A minha relação com Deus traduz-se no amor que nutro pelos meus entes queridos. Creio que Ele não se zanga por eu orientar o amor que Lhe tenho nesta direção. A minha família, os meus amigos, aqueles que eu amo, aqueles que me amam, aqueles que ainda estão connosco e aqueles que já partiram... É assim que me arrisco a traduzir na prática o meu amor por Deus. Ser solidário até com pessoas que não conheço, no sentido de me preocupar, de procurar ajudar de uma maneira ou de outra...

A Bíblia diz isto na Epístola de João: “Não podemos dizer amar o Deus invisível se não amarmos aquilo que vemos.”

É exatamente isso que eu penso. Se me pergunta se Fátima é especial para mim, a resposta é sim. A Fátima silenciosa, deserta, em que se estabelece uma relação íntima... Sendo uma pessoa mais ou menos conhecida, as outras pessoas aproximam-se, obviamente animadas das melhores intenções, mas infelizmente acabam por perturbar um momento que eu pretendia que fosse só para mim. Por esse motivo sou uma pessoa que visita Fátima durante a noite. Mesmo em Roma, visito muitas vezes São Pedro à noite. A máscara ajuda, a escuridão da noite também.

E o que sente nesses momentos em que está em silêncio?
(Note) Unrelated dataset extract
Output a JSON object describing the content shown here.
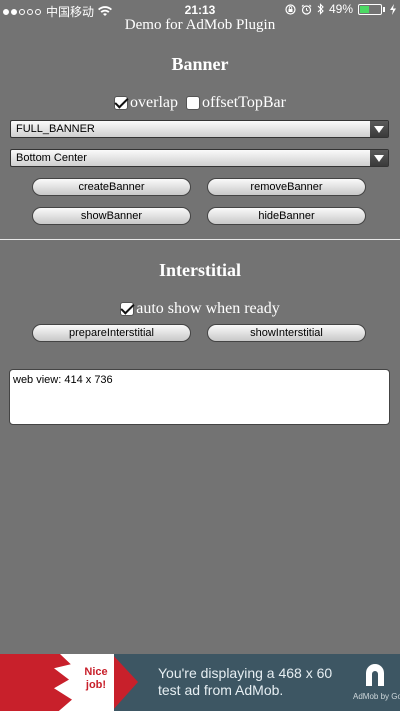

Estou em silêncio, mas converso muito. Pode ser um pouco paradigmático, e talvez as pessoas que me acompanharam na minha carreira me olhem e não vejam em mim essa pessoa: o futebol é a última coisa de que falo, é a última coisa em que penso, a última coisa pela qual peço alguma coisa... E é exatamente isso que eu estava a procurar dizer. Ser um bom pai, ou procurar sê-lo, porque é difícil de avaliar, só os outros poderão dizê-lo, mas procurar ser um bom pai, um bom marido, um bom filho, um bom amigo... essa tentativa é a maior motivação que uma pessoa pode ter no quotidiano.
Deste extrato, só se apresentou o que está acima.